Pour disposer d’une équipe de collaborateurs motivés et productifs, certaines méthodes de travail privilégiant l’échange et l’autonomie existent. 

Le management participatif en fait partie. Nous proposons dans cet article d’en découvrir les principes pour les mettre en application. Nous détaillons aussi les conditions à respecter pour rendre possibles la performance collective et le bien-être au travail. 

En quoi consiste le management participatif ? 

Toutes les organisations ont des objectifs commerciaux (réalisation d’un chiffre d’affaires important) ou d’intérêt collectif (soigner ou protéger la population d’un État) à atteindre impérativement. 

Ces objectifs déterminent la nature des relations entre dirigeants et équipes de travail. Les managers s’impliquent alors fortement pour superviser le travail accompli et communiquer en insistant sur l’importance d’atteindre des objectifs plutôt que sur le bien-être des salariés. 

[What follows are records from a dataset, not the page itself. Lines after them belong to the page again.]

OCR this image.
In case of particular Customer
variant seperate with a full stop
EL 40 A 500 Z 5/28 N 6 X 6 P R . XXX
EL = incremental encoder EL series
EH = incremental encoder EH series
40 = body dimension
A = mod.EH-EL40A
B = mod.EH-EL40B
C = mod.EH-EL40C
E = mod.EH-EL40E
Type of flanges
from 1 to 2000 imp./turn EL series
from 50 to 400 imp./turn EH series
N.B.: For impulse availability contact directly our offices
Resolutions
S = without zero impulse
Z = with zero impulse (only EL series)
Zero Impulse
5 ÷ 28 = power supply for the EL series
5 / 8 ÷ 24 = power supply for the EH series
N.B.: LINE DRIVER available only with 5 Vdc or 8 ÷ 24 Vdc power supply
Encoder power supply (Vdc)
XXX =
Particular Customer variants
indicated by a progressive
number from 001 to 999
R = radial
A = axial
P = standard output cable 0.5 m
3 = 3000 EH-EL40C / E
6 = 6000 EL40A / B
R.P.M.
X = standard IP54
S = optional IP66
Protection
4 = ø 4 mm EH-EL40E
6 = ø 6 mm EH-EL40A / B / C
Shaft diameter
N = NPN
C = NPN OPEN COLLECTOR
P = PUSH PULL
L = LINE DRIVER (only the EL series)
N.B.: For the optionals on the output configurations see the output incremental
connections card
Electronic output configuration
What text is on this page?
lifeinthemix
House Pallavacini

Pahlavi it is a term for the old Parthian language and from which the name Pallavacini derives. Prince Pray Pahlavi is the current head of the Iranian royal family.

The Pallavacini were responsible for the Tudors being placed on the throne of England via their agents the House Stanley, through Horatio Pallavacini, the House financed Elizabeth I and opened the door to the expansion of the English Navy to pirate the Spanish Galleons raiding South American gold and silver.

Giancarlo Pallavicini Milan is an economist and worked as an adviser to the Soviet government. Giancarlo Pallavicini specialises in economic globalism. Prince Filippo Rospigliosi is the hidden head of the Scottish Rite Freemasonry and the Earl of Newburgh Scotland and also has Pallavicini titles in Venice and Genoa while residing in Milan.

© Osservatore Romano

Le management participatif consiste en l’inverse. Les tâches d’identification traditionnellement accomplies par la direction sont déléguées aux membres. Le dialogue et le recueil des suggestions émises par chaque membre lors de séances de travail collectif définissent alors les objectifs stratégiques. 

Il repose sur le transfert de responsabilité pour garantir la motivation de chaque membre. Il accorde une importance au rappel des compétences et des mérites personnels pour prévenir les conflits interpersonnels et instaurer des relations harmonieuses. Voir ici pour en savoir plus.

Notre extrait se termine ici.